À Coreia do Norte, segue-se o Sudão do Sul, o Sudão e a República Democrática do Congo. Índia (15.º) e China (23.º) fazem também parte da lista dos países em risco extremo, a que se acrescenta ainda a Costa do Marfim que, relembra o relatório, é um dos principais produtores de grãos de cacau.
A Índia, segundo um outro relatório divulgado em maio deste ano pela Walk Free Foundation, é o país onde há mais prevalência de escravatura. Em segundo lugar, está a Coreia do Norte. A associação fundada pelo milionário australiano Andrew Forrest, e que tem como objetivo acabar com a escravatura moderna, revela que em 2015 existiam 45,8 milhões de escravos em todo mundo, aumento de 30% face ao ano anterior. Em Portugal, os dados apontam para 12 800 pessoas escravizadas.
Na altura, o filantropo disse acreditar que o crescimento se deveu a métodos mais apurados de recolha de dados e não a um aumento da escravidão. E lançou o apelo, a empresas e empresários, para que procurem na sua cadeia de fornecedores por indícios de mão-de-obra escrava.
União Europeia: alerta amarelo
Mesmo com quatro economias europeias a conseguirem ficar no nível mais baixo de risco, a União Europeia tem risco médio de recurso a escravos. A explicação? "Regra geral, a maioria dos países têm excelentes quadros legais para proteção da escravatura. Mas onde eles variam é na forma como são realmente eficazes a implementar essas leis", concluiu Alex Channer.

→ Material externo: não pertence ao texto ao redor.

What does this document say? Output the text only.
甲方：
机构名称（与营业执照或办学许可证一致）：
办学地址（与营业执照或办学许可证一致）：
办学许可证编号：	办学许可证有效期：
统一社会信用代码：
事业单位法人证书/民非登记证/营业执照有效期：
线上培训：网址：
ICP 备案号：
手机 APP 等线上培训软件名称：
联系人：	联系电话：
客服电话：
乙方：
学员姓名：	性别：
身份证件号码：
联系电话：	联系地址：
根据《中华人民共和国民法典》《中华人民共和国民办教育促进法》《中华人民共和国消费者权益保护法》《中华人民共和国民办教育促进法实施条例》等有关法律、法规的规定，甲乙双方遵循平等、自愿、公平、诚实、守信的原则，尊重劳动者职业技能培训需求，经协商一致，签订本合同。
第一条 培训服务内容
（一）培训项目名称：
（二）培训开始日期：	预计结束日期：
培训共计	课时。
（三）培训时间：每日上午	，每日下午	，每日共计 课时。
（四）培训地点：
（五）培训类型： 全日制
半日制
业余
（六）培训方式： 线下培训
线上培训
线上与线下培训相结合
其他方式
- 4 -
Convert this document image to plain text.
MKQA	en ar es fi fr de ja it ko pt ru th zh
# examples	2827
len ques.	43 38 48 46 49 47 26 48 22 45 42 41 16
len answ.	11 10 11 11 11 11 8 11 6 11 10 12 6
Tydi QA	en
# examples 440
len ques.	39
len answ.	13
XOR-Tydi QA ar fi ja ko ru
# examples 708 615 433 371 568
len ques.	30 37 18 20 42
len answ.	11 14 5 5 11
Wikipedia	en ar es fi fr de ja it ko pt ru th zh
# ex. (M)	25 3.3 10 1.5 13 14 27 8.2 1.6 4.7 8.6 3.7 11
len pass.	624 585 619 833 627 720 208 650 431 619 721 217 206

Um dos alertas que é feito no relatório é em relação aos fornecedores de segunda e terceira linha e a casos em que existem subcontratações: "A maioria das multinacionais tem sistemas robustos para garantir que a escravatura não ocorre entre os seus principais fornecedores", lê-se no documento, que explica que esse sistema esfuma-se à medida que se avança na linha dos fornecedores.
Os exemplos são muitos: entre os 12 maiores exportadores de têxteis do mundo, só o Reino Unido e os EUA não estão em risco extremo ou elevado. Entre os 28 maiores produtores de grãos de cacau, nenhum escapa a essas duas categorias e o mesmo se passa com os maiores nove produtores de arroz.
"As empresas estão muito dependentes de produtos e matérias-primas da Índia e da China. No entanto, o recurso a estes países traz um risco substancial de associação ao trabalho forçado. O risco é endémico no sector agrícola da Índia e no do vestuário. A exploração de crianças no setor dos minerais também é comum. O trabalho forçado, incluindo a exploração de jovens, ocorre em vários sectores na China."
Daí, o alerta do australiano: “É preciso que as pessoas parem de negar que a escravatura existe.” Até porque ela, diz Andrew Forrest, afeta-nos a todos – "da comida aos bens que consumimos."